A glance at my body showed my injuries and I fought down a pained gasp. I was mottled with bruising. My chest had been protected from the worst of the blows due to the corset, but most everywhere else was already turning purple. A long, shallow cut slashed across my lower ribs from the carved ram’s head on the ringmaster’s cane. I ran my hand along the ridged muscles of my torso. For all my body’s strength from being an aerialist, I had not been able to free myself from Bil’s grasp.
I adjusted the arm sling. In the darkness, the events of the night flooded back: the cheery bells of the circus music, the laughter of the crowd that warred with the feel of the strong hand on my shoulder, and the sickly sweet smell of chemicals. Waking up tied and gagged, the drunken ringmaster looming over me, his fingers working their way down my top to prove to himself that I was the missing noble girl he planned to turn in. But what the ringmaster did not realize until later was that he was not quite correct.
I did not want to think what might have happened, if Drystan and Aenea – my brave Aenea – had not saved me. I had escaped my bonds, but Bil was too strong. The blows of his cane had rained harder and faster, and I knew it was only a matter of time before he killed me. But then Aenea and Drystan had come. Aenea had thrown herself upon the ringmaster. And in half a moment, he had killed her. Drystan had taken up the ringmaster’s discarded cane and brought it down for the killing blow.
I closed my eyes against the memories, but they lingered. The fading rage in the ringmaster’s eyes, the way the blood flowed from his neck. Drystan splattered in blood. The feel of Aenea’s slack neck beneath my frantic fingers and the absence of a pulse. My breath hitched in my throat, my eyes burning.
I couldn’t cry. If I did, I wouldn’t stop.
To distract myself, I disinfected the worst of the cuts with the unguent in the medic bag, but it did nothing to dampen the pain. I dug about in my pack and found a sleeveless undershirt. Working my way into it, I stifled more hisses of pain.

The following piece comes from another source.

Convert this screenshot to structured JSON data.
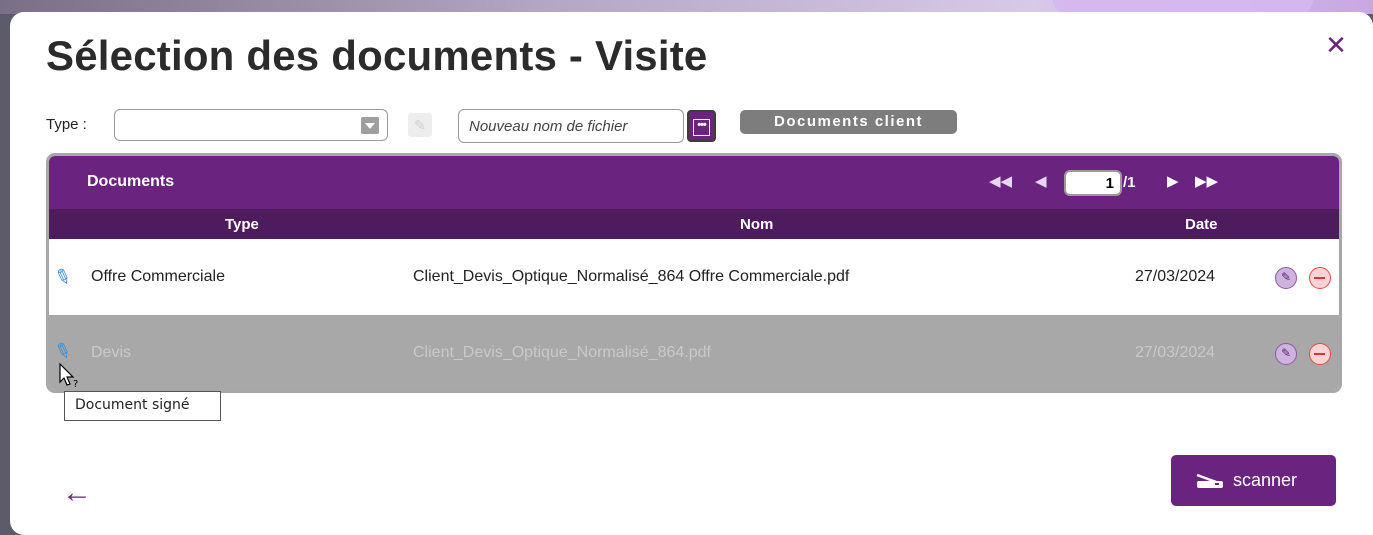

“Here,” a voice said, and I jumped. Drystan’s eyes were open and he stared at me from the bed, holding something out in his hand. I was only wearing my drawers and undershirt, which left little enough to the imagination. I turned away from him in embarrassment.
“Apologies,” Drystan said, his voice closer, though he did not sound apologetic, only tired. He placed a small tin in my hand and made his way back to bed. When I looked over my shoulder, he was again facing the wall. How long had he been watching me? The blush stayed in my cheeks, though he had already seen everything under my clothes when I showed him and Aenea what I was.

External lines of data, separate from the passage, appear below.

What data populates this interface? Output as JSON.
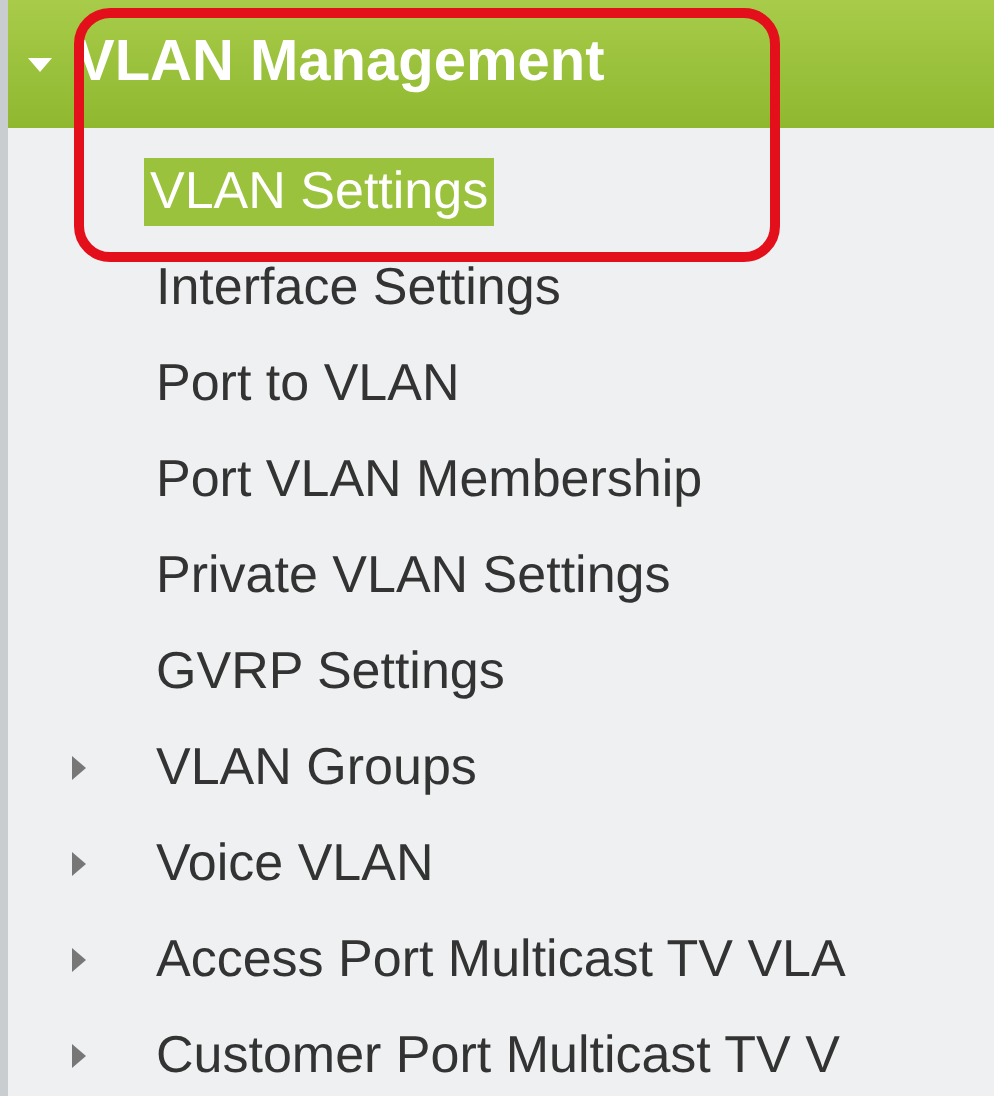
{
  "menu": {
    "title": "VLAN Management",
    "expanded": true,
    "items": [
      {
        "kind": "page",
        "label": "VLAN Settings",
        "selected": true
      },
      {
        "kind": "page",
        "label": "Interface Settings",
        "selected": false
      },
      {
        "kind": "page",
        "label": "Port to VLAN",
        "selected": false
      },
      {
        "kind": "page",
        "label": "Port VLAN Membership",
        "selected": false
      },
      {
        "kind": "page",
        "label": "Private VLAN Settings",
        "selected": false
      },
      {
        "kind": "page",
        "label": "GVRP Settings",
        "selected": false
      },
      {
        "kind": "group",
        "label": "VLAN Groups",
        "selected": false,
        "expanded": false
      },
      {
        "kind": "group",
        "label": "Voice VLAN",
        "selected": false,
        "expanded": false
      },
      {
        "kind": "group",
        "label": "Access Port Multicast TV VLA",
        "selected": false,
        "expanded": false
      },
      {
        "kind": "group",
        "label": "Customer Port Multicast TV V",
        "selected": false,
        "expanded": false
      }
    ]
  }
}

It was a tin of pungent salve for wounds. It took a few fumbling tries to open it, but I nearly moaned in relief when I spread the unguent on my cuts and bruises. I set the near-empty tin on the small table by Drystan’s bed, worried that he would turn around again. But he stayed facing the wall.
When the salve had dried, I put on bandages and crawled onto the pallet. Guilt pulsed through me in waves, tears choking my throat. I balled my hands into the thin coverlet. If only, if only, if only…

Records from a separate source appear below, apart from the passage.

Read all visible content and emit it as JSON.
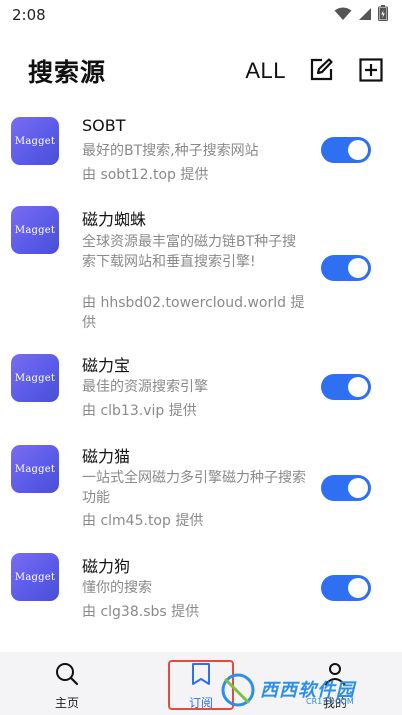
{
  "status_bar": {
    "time": "2:08"
  },
  "header": {
    "title": "搜索源",
    "all_label": "ALL",
    "edit_icon": "edit-icon",
    "add_icon": "add-box-icon"
  },
  "sources": [
    {
      "logo": "Magget",
      "name": "SOBT",
      "desc": "最好的BT搜索,种子搜索网站",
      "source": "由 sobt12.top 提供",
      "enabled": true
    },
    {
      "logo": "Magget",
      "name": "磁力蜘蛛",
      "desc": "全球资源最丰富的磁力链BT种子搜索下载网站和垂直搜索引擎!",
      "source": "由 hhsbd02.towercloud.world 提供",
      "enabled": true
    },
    {
      "logo": "Magget",
      "name": "磁力宝",
      "desc": "最佳的资源搜索引擎",
      "source": "由 clb13.vip 提供",
      "enabled": true
    },
    {
      "logo": "Magget",
      "name": "磁力猫",
      "desc": "一站式全网磁力多引擎磁力种子搜索功能",
      "source": "由 clm45.top 提供",
      "enabled": true
    },
    {
      "logo": "Magget",
      "name": "磁力狗",
      "desc": "懂你的搜索",
      "source": "由 clg38.sbs 提供",
      "enabled": true
    }
  ],
  "bottom_nav": {
    "items": [
      {
        "label": "主页",
        "icon": "search-icon"
      },
      {
        "label": "订阅",
        "icon": "subscribe-icon"
      },
      {
        "label": "我的",
        "icon": "profile-icon"
      }
    ]
  },
  "watermark": {
    "main": "西西软件园",
    "sub": "CR173.COM"
  },
  "colors": {
    "accent": "#2f6ff1",
    "highlight": "#e64a3b",
    "logo_gradient_start": "#7a6cf2",
    "logo_gradient_end": "#4a4fd6"
  }
}
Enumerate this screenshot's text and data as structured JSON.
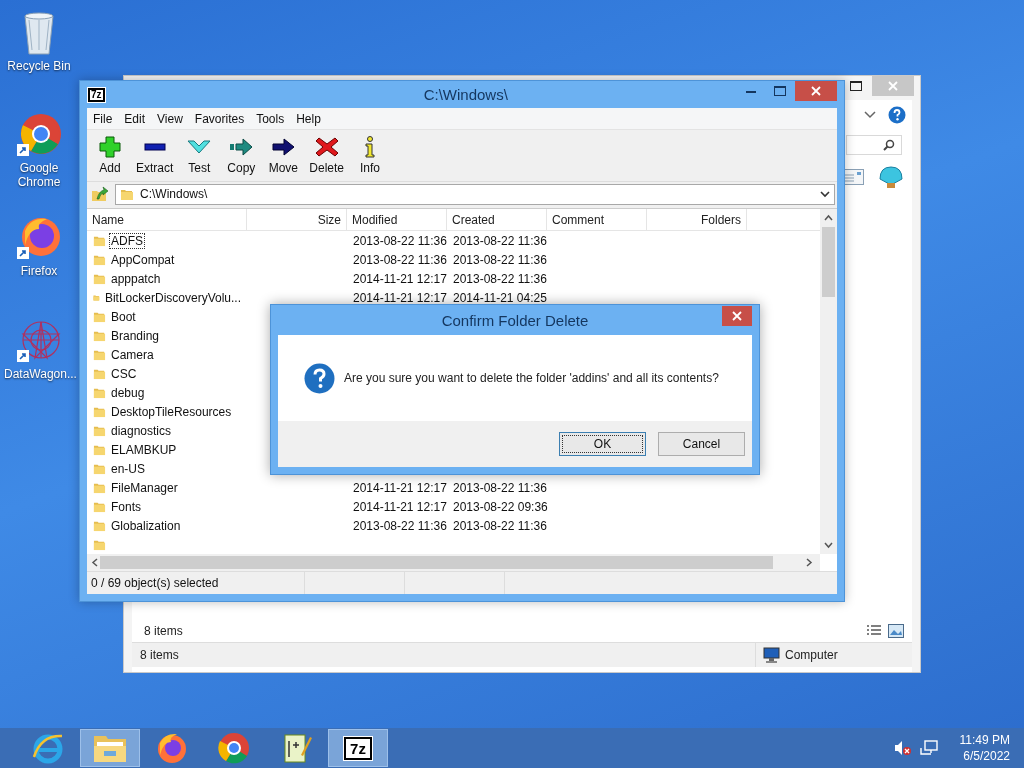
{
  "desktop_icons": [
    {
      "label": "Recycle Bin",
      "kind": "recycle"
    },
    {
      "label": "Google Chrome",
      "kind": "chrome"
    },
    {
      "label": "Firefox",
      "kind": "firefox"
    },
    {
      "label": "DataWagon...",
      "kind": "datawagon"
    }
  ],
  "background_window": {
    "footer_count": "8 items",
    "status_count": "8 items",
    "location": "Computer"
  },
  "archive_window": {
    "logo": "7z",
    "title": "C:\\Windows\\",
    "menu": [
      "File",
      "Edit",
      "View",
      "Favorites",
      "Tools",
      "Help"
    ],
    "toolbar": [
      {
        "label": "Add",
        "kind": "add"
      },
      {
        "label": "Extract",
        "kind": "extract"
      },
      {
        "label": "Test",
        "kind": "test"
      },
      {
        "label": "Copy",
        "kind": "copy"
      },
      {
        "label": "Move",
        "kind": "move"
      },
      {
        "label": "Delete",
        "kind": "delete"
      },
      {
        "label": "Info",
        "kind": "info"
      }
    ],
    "address": "C:\\Windows\\",
    "columns": [
      "Name",
      "Size",
      "Modified",
      "Created",
      "Comment",
      "Folders"
    ],
    "rows": [
      {
        "kind": "folder",
        "name": "ADFS",
        "modified": "2013-08-22 11:36",
        "created": "2013-08-22 11:36",
        "focused": true
      },
      {
        "kind": "folder",
        "name": "AppCompat",
        "modified": "2013-08-22 11:36",
        "created": "2013-08-22 11:36",
        "focused": false
      },
      {
        "kind": "folder",
        "name": "apppatch",
        "modified": "2014-11-21 12:17",
        "created": "2013-08-22 11:36",
        "focused": false
      },
      {
        "kind": "folder",
        "name": "BitLockerDiscoveryVolu...",
        "modified": "2014-11-21 12:17",
        "created": "2014-11-21 04:25",
        "focused": false
      },
      {
        "kind": "folder",
        "name": "Boot",
        "focused": false
      },
      {
        "kind": "folder",
        "name": "Branding",
        "focused": false
      },
      {
        "kind": "folder",
        "name": "Camera",
        "focused": false
      },
      {
        "kind": "folder",
        "name": "CSC",
        "focused": false
      },
      {
        "kind": "folder",
        "name": "debug",
        "focused": false
      },
      {
        "kind": "folder",
        "name": "DesktopTileResources",
        "focused": false
      },
      {
        "kind": "folder",
        "name": "diagnostics",
        "focused": false
      },
      {
        "kind": "folder",
        "name": "ELAMBKUP",
        "focused": false
      },
      {
        "kind": "folder",
        "name": "en-US",
        "focused": false
      },
      {
        "kind": "folder",
        "name": "FileManager",
        "modified": "2014-11-21 12:17",
        "created": "2013-08-22 11:36",
        "focused": false
      },
      {
        "kind": "folder",
        "name": "Fonts",
        "modified": "2014-11-21 12:17",
        "created": "2013-08-22 09:36",
        "focused": false
      },
      {
        "kind": "folder",
        "name": "Globalization",
        "modified": "2013-08-22 11:36",
        "created": "2013-08-22 11:36",
        "focused": false
      },
      {
        "kind": "folder"
      }
    ],
    "status": "0 / 69 object(s) selected"
  },
  "dialog": {
    "title": "Confirm Folder Delete",
    "message": "Are you sure you want to delete the folder 'addins' and all its contents?",
    "buttons": [
      {
        "label": "OK",
        "default": true
      },
      {
        "label": "Cancel",
        "default": false
      }
    ]
  },
  "taskbar": {
    "apps": [
      {
        "kind": "ie",
        "running": false
      },
      {
        "kind": "explorer",
        "running": true
      },
      {
        "kind": "firefox",
        "running": false
      },
      {
        "kind": "chrome",
        "running": false
      },
      {
        "kind": "notepad",
        "running": false
      },
      {
        "kind": "archiver",
        "running": true,
        "logo": "7z"
      }
    ],
    "time": "11:49 PM",
    "date": "6/5/2022"
  }
}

If only I had told Aenea the truth sooner, before the last night of the circus. We were going to go away to Linde over the winter holiday and I did not want there to be any lies. But I had told too many – too many for her to forgive. Still, she had come to find Bil when I went missing. She tried to save me. I failed her.
I lay in the dark for what felt like hours, my mind spinning over the same thoughts. If I had only done one thing differently, what would my life look like now? I had no answers – only fear both for the future and my past. Closer to dawn than not, my eyelids finally grew heavy.
A shout tore through the air.
I sat straight up in bed.
Drystan.
His face contorted as he thrashed against the covers.